On Monday, attorney Richard Kennedy, on behalf of four clients petitioning the court to restore their right to possess firearms, filed a four-count motion to quash Slemp's motion to subpoena the governor and lieutenant governor, including accusing Slemp of partisan politics.
Kennedy calls Slemp's motion a "brash subpoena request" in asking the court "to sanction, authorize and participate in the improvident issuance of these subpoenas" and asks the court to "summarily decline ... and overrule" them.
Kennedy said the state Supreme Court, in ruling the governor's restoration of rights to convicted felons was legitimate, "specifically prohibits this attempt at disruptive, irrelevant and overbroad discovery" to the executive branch, "which is exactly what we have here in this current motion before the court."
Kennedy also argues the "partisan political nature and timing of these subpoenas reveals the true intent of utilizing the judicial process to affect the current gubernatorial election; especially by issuing an illegitimate subpoena to the lieutenant governor, who of course just coincidentally happens to be the Democratic candidate in the gubernatorial election."

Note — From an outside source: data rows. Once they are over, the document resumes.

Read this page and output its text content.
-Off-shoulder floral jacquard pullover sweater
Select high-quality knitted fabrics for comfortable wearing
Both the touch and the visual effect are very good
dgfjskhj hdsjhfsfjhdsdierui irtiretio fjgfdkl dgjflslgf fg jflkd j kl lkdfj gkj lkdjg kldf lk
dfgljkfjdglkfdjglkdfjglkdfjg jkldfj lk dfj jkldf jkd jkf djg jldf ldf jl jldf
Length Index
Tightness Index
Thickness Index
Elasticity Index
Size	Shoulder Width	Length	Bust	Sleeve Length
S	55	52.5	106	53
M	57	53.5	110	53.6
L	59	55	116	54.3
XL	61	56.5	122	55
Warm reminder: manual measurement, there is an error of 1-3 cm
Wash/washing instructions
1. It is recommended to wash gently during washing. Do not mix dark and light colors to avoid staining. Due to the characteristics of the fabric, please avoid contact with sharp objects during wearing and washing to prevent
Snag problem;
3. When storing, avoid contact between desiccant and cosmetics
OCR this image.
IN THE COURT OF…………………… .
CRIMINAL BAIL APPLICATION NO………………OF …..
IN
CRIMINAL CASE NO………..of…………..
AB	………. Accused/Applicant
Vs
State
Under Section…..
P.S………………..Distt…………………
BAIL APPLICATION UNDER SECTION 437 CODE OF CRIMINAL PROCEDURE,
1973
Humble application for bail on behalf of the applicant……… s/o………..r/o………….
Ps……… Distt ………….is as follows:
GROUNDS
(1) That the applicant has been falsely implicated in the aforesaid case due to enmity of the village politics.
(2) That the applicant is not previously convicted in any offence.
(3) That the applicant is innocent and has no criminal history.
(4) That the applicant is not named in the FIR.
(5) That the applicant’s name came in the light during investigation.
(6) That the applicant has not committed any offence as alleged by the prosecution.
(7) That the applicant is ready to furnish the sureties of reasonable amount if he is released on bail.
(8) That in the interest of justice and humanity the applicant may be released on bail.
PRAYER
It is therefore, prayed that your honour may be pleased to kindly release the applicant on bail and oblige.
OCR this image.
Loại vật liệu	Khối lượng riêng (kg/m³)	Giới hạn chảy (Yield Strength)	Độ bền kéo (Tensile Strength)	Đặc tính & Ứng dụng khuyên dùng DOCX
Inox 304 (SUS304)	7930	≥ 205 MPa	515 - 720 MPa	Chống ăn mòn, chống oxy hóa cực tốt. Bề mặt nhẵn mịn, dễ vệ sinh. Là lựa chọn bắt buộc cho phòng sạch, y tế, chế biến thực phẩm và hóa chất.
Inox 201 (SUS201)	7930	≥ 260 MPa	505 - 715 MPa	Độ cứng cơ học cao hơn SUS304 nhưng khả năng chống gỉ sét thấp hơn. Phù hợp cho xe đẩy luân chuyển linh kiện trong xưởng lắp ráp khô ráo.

Kennedy asserts the lieutenant governor "has never been a party or even referenced in any of the Supreme Court cases" involving restoration of rights to convicted felons, noting a lieutenant governor "is not cloaked with the power or authority" to do so, "a right reserved exclusively to the governor."
Kennedy argues the lieutenant governor "could never be a material or relevant witness in this matter other than for the purpose of harassment, prejudice and inconvenience." In his final argument to quash Slemp's motion, Kennedy said his clients are entitled to due process in a timely matter and claims Slemp's actions "are delaying and affecting those basic rights of the petitioners by the interjection of collateral, inappropriate and partisan issues into this proceeding."
Kennedy also asks Slemp to "recuse himself and his office from these cases and request a special prosecutor be appointed to avoid any further delay or inappropriate political manipulation of these legitimate court actions brought by citizens with every right to seek the restoration of their firearms in a fair, impartial and untainted judicial process."
When he filed his motion to subpoena the governor and lieutenant governor last week, Slemp, a Republican, denied there were any political motives involved, referring to a prior petition case by a convicted felon to have his right to possess firearms restored and where the judge, in handing down his decision to deny, questioned the procedures used to restore those rights.
To fully satisfy the court's curiosity this time around, Slemp said he sought information from Kennedy's clients regarding the process their rights were restored, and having received no reply to that request during the ongoing discovery phase, decided to "go to the source" by having the governor and lieutenant governor provide that information.